Rather than indexing whole words, it's meant to be used to index word tokens -- abbreviated, hashed, or otherwise truncated forms of words found in the indexed documents. (On the other hand, it's easy to make it index whole words if that's what you prefer.)
A token can be anything you wish: a word stem (using, perhaps, Lingua::Stem), a soundex code (see Text::Soundex), the output of a hash function, etc. You provide a tokenizer--a function that takes a string (or filehandle) as its sole argument and returns a list of tokens found in the string (or filehandle contents).

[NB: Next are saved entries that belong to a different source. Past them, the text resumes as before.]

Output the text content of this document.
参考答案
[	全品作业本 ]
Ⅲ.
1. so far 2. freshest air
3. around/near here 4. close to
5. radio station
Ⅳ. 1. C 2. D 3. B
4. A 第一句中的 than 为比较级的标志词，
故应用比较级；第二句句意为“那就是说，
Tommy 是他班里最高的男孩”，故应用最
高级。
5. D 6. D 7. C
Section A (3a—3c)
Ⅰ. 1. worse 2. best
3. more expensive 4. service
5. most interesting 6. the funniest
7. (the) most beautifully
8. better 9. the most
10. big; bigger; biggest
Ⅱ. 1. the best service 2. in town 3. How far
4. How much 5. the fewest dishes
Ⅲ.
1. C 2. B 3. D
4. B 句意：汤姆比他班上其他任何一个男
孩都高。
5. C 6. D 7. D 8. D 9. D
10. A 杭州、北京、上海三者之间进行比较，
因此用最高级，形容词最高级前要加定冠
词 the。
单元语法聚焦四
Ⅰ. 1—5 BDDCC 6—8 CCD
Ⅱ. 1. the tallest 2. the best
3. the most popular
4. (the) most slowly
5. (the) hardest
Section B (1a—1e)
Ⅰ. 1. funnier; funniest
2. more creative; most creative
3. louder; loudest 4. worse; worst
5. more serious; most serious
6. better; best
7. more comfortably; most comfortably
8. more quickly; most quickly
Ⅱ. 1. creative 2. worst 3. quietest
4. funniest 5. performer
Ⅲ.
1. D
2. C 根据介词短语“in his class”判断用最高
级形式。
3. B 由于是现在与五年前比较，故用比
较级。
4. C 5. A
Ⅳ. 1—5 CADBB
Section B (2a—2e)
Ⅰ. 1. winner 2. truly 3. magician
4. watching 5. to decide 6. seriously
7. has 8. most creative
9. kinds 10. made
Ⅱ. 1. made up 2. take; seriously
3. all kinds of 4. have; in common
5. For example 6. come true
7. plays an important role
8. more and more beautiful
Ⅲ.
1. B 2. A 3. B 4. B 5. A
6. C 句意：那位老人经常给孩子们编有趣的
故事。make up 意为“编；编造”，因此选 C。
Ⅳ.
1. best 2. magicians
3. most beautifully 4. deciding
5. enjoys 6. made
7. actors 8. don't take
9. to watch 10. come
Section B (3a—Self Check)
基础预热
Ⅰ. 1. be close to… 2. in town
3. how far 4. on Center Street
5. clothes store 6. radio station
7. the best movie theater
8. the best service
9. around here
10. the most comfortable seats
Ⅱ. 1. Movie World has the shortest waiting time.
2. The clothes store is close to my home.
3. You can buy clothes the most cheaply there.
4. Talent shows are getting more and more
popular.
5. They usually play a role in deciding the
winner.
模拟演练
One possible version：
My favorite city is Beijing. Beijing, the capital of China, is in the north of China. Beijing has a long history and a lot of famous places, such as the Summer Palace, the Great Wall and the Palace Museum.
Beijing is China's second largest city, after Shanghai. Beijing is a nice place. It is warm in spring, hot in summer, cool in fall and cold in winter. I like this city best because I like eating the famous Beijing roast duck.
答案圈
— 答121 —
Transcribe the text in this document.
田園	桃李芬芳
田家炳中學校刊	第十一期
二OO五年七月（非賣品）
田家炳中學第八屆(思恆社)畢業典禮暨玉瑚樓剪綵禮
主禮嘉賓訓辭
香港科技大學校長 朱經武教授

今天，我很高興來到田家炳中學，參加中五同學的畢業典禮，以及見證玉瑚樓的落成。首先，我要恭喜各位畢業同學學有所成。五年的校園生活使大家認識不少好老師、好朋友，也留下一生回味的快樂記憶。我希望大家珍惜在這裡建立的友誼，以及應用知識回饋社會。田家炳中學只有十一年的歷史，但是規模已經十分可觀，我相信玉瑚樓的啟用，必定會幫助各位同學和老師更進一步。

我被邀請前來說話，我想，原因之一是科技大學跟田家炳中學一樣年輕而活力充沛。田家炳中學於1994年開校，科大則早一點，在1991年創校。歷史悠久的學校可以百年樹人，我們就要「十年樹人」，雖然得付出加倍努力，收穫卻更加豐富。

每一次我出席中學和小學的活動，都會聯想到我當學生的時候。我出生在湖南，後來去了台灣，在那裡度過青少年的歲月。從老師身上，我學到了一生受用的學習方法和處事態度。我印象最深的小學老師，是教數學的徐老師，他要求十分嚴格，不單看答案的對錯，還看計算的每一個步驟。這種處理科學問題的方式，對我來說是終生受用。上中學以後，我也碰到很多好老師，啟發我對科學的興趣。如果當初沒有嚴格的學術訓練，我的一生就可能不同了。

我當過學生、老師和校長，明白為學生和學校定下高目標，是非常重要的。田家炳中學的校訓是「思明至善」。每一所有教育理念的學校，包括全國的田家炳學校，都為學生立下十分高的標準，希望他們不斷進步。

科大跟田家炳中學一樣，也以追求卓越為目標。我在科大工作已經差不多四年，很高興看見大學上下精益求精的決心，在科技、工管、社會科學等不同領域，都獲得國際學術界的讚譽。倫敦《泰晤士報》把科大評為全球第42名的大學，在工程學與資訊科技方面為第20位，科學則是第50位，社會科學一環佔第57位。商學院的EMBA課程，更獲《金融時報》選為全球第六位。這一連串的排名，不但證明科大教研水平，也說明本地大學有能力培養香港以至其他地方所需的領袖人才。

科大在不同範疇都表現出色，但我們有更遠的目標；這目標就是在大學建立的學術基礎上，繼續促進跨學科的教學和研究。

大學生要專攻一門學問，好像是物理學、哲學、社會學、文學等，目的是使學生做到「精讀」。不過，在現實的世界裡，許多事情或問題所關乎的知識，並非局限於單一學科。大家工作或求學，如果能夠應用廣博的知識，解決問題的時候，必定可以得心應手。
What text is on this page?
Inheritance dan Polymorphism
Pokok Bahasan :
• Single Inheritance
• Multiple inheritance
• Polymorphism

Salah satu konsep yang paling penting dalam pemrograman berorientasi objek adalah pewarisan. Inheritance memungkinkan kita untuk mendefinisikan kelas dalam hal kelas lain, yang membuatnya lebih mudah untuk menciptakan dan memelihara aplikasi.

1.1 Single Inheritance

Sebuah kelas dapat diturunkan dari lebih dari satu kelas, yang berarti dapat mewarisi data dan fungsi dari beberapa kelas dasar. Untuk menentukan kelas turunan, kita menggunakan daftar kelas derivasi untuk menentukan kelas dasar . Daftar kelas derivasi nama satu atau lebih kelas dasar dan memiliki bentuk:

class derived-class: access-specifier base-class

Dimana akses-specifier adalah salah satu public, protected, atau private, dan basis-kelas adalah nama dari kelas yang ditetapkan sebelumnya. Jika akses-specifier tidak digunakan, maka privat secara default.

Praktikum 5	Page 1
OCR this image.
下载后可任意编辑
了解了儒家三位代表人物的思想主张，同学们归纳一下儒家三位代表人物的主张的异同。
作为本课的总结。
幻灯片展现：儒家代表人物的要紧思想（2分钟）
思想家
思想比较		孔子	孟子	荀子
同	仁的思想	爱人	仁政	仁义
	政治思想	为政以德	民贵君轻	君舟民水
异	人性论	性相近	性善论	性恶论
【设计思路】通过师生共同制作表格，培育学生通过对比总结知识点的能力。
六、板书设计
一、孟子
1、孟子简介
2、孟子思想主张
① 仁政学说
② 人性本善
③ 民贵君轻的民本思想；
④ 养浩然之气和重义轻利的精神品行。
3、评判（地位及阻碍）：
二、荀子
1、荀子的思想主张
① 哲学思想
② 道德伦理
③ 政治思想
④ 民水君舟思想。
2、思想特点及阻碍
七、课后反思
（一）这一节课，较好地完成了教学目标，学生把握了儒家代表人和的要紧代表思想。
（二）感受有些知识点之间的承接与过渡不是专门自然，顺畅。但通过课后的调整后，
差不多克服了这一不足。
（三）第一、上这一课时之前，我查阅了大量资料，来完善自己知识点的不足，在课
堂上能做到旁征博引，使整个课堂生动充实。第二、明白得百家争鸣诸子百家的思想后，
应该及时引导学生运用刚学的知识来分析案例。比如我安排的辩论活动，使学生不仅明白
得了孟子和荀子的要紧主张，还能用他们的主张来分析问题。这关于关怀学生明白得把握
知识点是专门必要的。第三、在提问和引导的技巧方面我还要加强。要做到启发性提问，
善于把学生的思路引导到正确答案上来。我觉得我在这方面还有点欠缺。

Once a document has been indexed, searches may be performed on the index. Search results are not ranked in any way.
(There's a default tokenizer but it's not very clever.)
Search::TokenIndex isn't meant as a complete solution to text indexing; it's just one (albeit important) part of the puzzle. If your needs are simple, however, the other parts can be very easy to make.
IMPLEMENTATION
Search::TokenIndex uses a hash of bit vectors (constructed using Perl's vec() function), one for each token that occurs in the documents you've indexed. This means that each document must be represented by an integer that serves as the position of the document's bit in the bit vector. (You identify documents by their document id, which can be anything but is normally a scalar value.)
If a particular token occurs in, say, document number 1000, then the bit vector for that token will have a 1 in its 1000th bit. If that's the *only* document the token occurs in, all 999 other bits will be 0. That's not very memory-efficient, but it makes for fast searching. If you index eight hundred documents containing a total of ten thousand unique tokens, your index will require about one million bytes (800 documents * 10000 tokens / 8 bits per byte).
This hash of bit vectors is kept in core memory by default, but you can specify, for example, a tied hash backed by a DBM file.